05-19-2009, 06:19 AM
I have an oldish bandsaw that initially had a life in industry...It is only a small generic 7" X 12" one..No auto feed..It is not the bet machine for straight cuts..

I want to rebuild it but do not know the secrets to them like if the driving and idler wheels need to be tapered or crowned and all the other bits and pieces...

Some help wouldbe needed on what needed on the way to recondition it so it not only cuts straight but also the blade does not fall off all the time...

bob ward
05-19-2009, 07:31 AM
To get a bandsaw to cut straight you need to do a series of experiments to find out how best to appease the bandsaw gods.

The variables are almost endless, ie should the sacrificial goat be black or white - maybe it should be a cat or dog and not a goat - and should the sacrifice be made at the full moon or the new moon. The number and size and colour of the candles placed around the altar can be significant as indeed is whether you circle clockwise or anti clockwise or whether you chant in Urdu Romany or Latin.

Apart from that, all I can really tell you is that the wheels on my generic 6 x 4 bandsaw are flat, with a ridge on the back edge to stop the blade pushing off.

rockrat
05-19-2009, 09:00 AM
I had rebuilt a saw a while back and what I found that the bearings were craped out. The wheels would never track straight and that can keep the bandsaw from ever working well. The wheel profile is important although my wheels were good in that aspect.

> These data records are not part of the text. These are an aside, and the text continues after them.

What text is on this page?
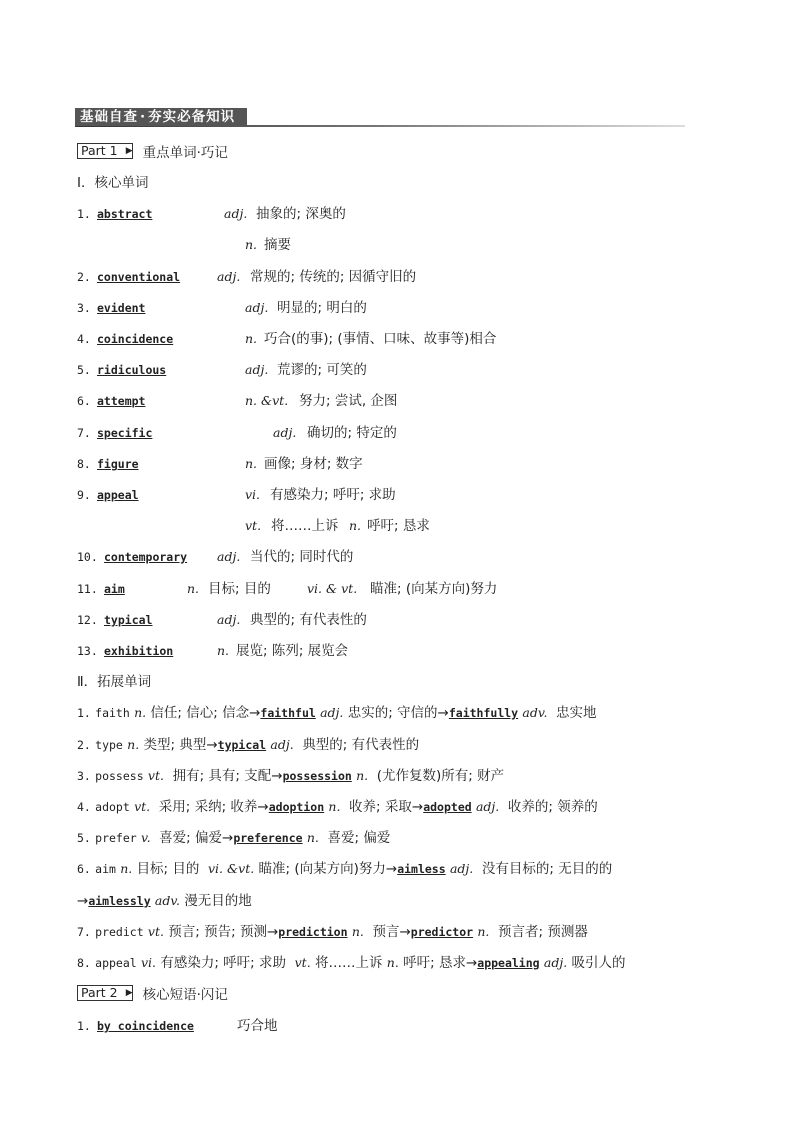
基础自查 · 夯实必备知识
Part 1 ▶ 重点单词·巧记
Ⅰ．核心单词
1. abstract	adj. 抽象的; 深奥的
n. 摘要
2. conventional	adj. 常规的; 传统的; 因循守旧的
3. evident	adj. 明显的; 明白的
4. coincidence	n. 巧合(的事); (事情、口味、故事等)相合
5. ridiculous	adj. 荒谬的; 可笑的
6. attempt	n. &vt. 努力; 尝试, 企图
7. specific	adj. 确切的; 特定的
8. figure	n. 画像; 身材; 数字
9. appeal	vi. 有感染力; 呼吁; 求助
vt. 将……上诉 n. 呼吁; 恳求
10. contemporary adj. 当代的; 同时代的
11. aim	n. 目标; 目的	vi. & vt. 瞄准; (向某方向)努力
12. typical	adj. 典型的; 有代表性的
13. exhibition	n. 展览; 陈列; 展览会
Ⅱ．拓展单词
1. faith n. 信任; 信心; 信念→faithful adj. 忠实的; 守信的→faithfully adv. 忠实地
2. type n. 类型; 典型→typical adj. 典型的; 有代表性的
3. possess vt. 拥有; 具有; 支配→possession n. (尤作复数)所有; 财产
4. adopt vt. 采用; 采纳; 收养→adoption n. 收养; 采取→adopted adj. 收养的; 领养的
5. prefer v. 喜爱; 偏爱→preference n. 喜爱; 偏爱
6. aim n. 目标; 目的 vi. &vt. 瞄准; (向某方向)努力→aimless adj. 没有目标的; 无目的的
→aimlessly adv. 漫无目的地
7. predict vt. 预言; 预告; 预测→prediction n. 预言→predictor n. 预言者; 预测器
8. appeal vi. 有感染力; 呼吁; 求助 vt. 将……上诉 n. 呼吁; 恳求→appealing adj. 吸引人的
Part 2 ▶ 核心短语·闪记
1. by coincidence	巧合地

Next would be the guides. My saw had bearing guides and they were also crapola. These sit so close to the work you are bound to get chips and grit in there. Replace them.

Then there was the bushings that create the hinge between the saw and the base. These were shot and when the saw was initially set to the work all looked well. But when the load was applied, the saw would twist on the bearings and start cutting different.

Which comes to aliment and blade tension. Do a little search around here. There are good articles on both. Double check your alignment when assembling. The blade should be square and plumb to the work holding surface. As for the blade tension, I tighten mine up and go. Not the best situation but I plan to make a tension gage someday and make myself feel as though I'm more professional. :)

Post some photos of the project as you go. We would like to see it.